The Enemy. In challenging Scripps-Howard’s monopoly in Cincinnati, the Justice Department passed over many likelier locales for an antitrust suit. Newspaper monopolies have become the rule rather than the exception in the U.S. Competition exists in only 52 of the 1,434 towns that publish daily newspapers. And where competition has vanished by merger, it has rarely been permitted to survive in spirit, as it does in Cincinnati. In Memphis, for example, another Scripps-Howard monopoly town, the two papers share the same plant and the same ad salesmen.
Then why Cincinnati? Why did the Government wait eight years to file its trustbusting suit? Officially, the Justice Department was not saying, but its strategy seemed clear. “Cincinnati is a practical suit because the papers are easily separable,” said a Justice spokesman. “You can get better practical relief.” What this meant was that in most newspaper mergers, the two joined papers produce so hopeless a tangle—in both production and finance—that even a victorious antitrust suit cannot sort it out.
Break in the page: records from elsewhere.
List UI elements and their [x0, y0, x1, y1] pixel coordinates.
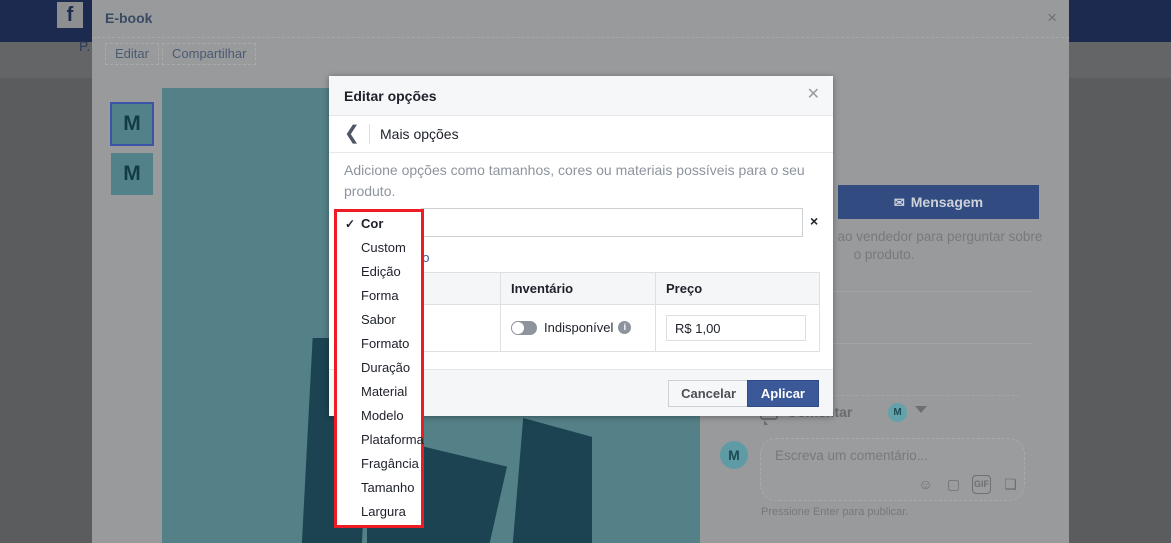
table-row: Indisponível i	[414, 304, 820, 352]
dialog-title: Editar opções	[344, 88, 437, 104]
sticker-icon[interactable]: ❑	[1001, 475, 1020, 494]
dropdown-item-edição[interactable]: Edição	[337, 260, 421, 284]
page-title: E-book	[105, 10, 153, 26]
thumbnail-1[interactable]: M	[110, 102, 154, 146]
messenger-icon: ✉	[893, 194, 905, 210]
dropdown-item-cor[interactable]: Cor	[337, 212, 421, 236]
dropdown-item-material[interactable]: Material	[337, 380, 421, 404]
dropdown-item-formato[interactable]: Formato	[337, 332, 421, 356]
thumbnail-2[interactable]: M	[111, 153, 153, 195]
column-header-inventory: Inventário	[500, 272, 656, 305]
dropdown-item-duração[interactable]: Duração	[337, 356, 421, 380]
background-partial-text: P.	[79, 38, 91, 54]
comment-compose-hint: Pressione Enter para publicar.	[761, 506, 909, 518]
dropdown-item-largura[interactable]: Largura	[337, 500, 421, 524]
dropdown-item-forma[interactable]: Forma	[337, 284, 421, 308]
cell-price	[655, 304, 820, 352]
avatar[interactable]: M	[888, 403, 907, 422]
apply-button[interactable]: Aplicar	[746, 380, 819, 407]
availability-toggle[interactable]	[511, 320, 537, 335]
nav-label: Mais opções	[380, 126, 459, 142]
close-icon[interactable]: ×	[1047, 9, 1057, 27]
dropdown-item-modelo[interactable]: Modelo	[337, 404, 421, 428]
dropdown-item-fragância[interactable]: Fragância	[337, 452, 421, 476]
variants-table: Inventário Preço Indisponível i	[414, 272, 820, 352]
comment-input-placeholder: Escreva um comentário...	[775, 448, 929, 463]
chevron-left-icon[interactable]: ❮	[344, 123, 360, 145]
dropdown-item-plataforma[interactable]: Plataforma	[337, 428, 424, 452]
price-input[interactable]	[666, 315, 806, 341]
avatar: M	[720, 441, 748, 469]
cell-variant-name	[414, 304, 501, 352]
dropdown-item-custom[interactable]: Custom	[337, 236, 421, 260]
message-seller-label: Mensagem	[910, 193, 984, 210]
cell-inventory: Indisponível i	[500, 304, 656, 352]
close-icon[interactable]: ✕	[807, 86, 820, 104]
gif-icon[interactable]: GIF	[972, 475, 991, 494]
product-modal-toolbar: Editar Compartilhar	[92, 38, 1069, 74]
dropdown-item-tamanho[interactable]: Tamanho	[337, 476, 421, 500]
dropdown-item-sabor[interactable]: Sabor	[337, 308, 421, 332]
product-modal-header: E-book ×	[92, 0, 1069, 38]
comment-input[interactable]: Escreva um comentário... ☺ ▢ GIF ❑	[760, 438, 1025, 501]
remove-option-icon[interactable]: ×	[810, 213, 818, 229]
message-seller-button[interactable]: ✉ Mensagem	[838, 185, 1039, 219]
caret-down-icon[interactable]	[915, 406, 927, 413]
column-header-name	[414, 272, 501, 305]
edit-options-header: Editar opções ✕	[329, 76, 833, 116]
nav-divider	[369, 124, 370, 144]
edit-button[interactable]: Editar	[105, 43, 159, 65]
column-header-price: Preço	[655, 272, 820, 305]
hero-shape-3	[512, 418, 592, 543]
share-button[interactable]: Compartilhar	[162, 43, 257, 65]
option-type-dropdown[interactable]: CorCustomEdiçãoFormaSaborFormatoDuraçãoM…	[334, 209, 424, 528]
option-type-select[interactable]	[421, 208, 803, 237]
availability-label: Indisponível	[544, 320, 614, 336]
emoji-icon[interactable]: ☺	[916, 475, 935, 494]
info-icon[interactable]: i	[618, 321, 632, 335]
comment-compose-area: M Escreva um comentário... ☺ ▢ GIF ❑ Pre…	[720, 438, 1050, 528]
camera-icon[interactable]: ▢	[944, 475, 963, 494]
table-header-row: Inventário Preço	[414, 272, 820, 305]
dialog-description: Adicione opções como tamanhos, cores ou …	[344, 162, 805, 199]
cancel-button[interactable]: Cancelar	[668, 380, 749, 407]
edit-options-nav: ❮ Mais opções	[329, 116, 833, 153]
site-logo: f	[57, 2, 83, 28]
The Justice Department also hinted that its interest in Scripps-Howard’s Cincinnati monopoly had been revived by a recent “citizen’s complaint”—presumably from someone who had convinced Washington that the chain’s dominance in Cincinnati operated in restraint of trade. As far as the city’s two papers are concerned, it will be a difficult charge to prove. “The situation here is as competitive as I can make it,” said Post Editor Dick Thornburg. “If I could keep the Enquirer from getting the weather, I’d do it.” Nor was his sentiment peculiar to the brass. Said a Post reporter: “We work hard to clobber the Enquirer, and we do. As far as I’m concerned, it’s the enemy.” The “practical relief” logic of the Justice Department, however, suggested that Scripps-Howard might have been less vulnerable in Cincinnati if its two papers had not been so separate.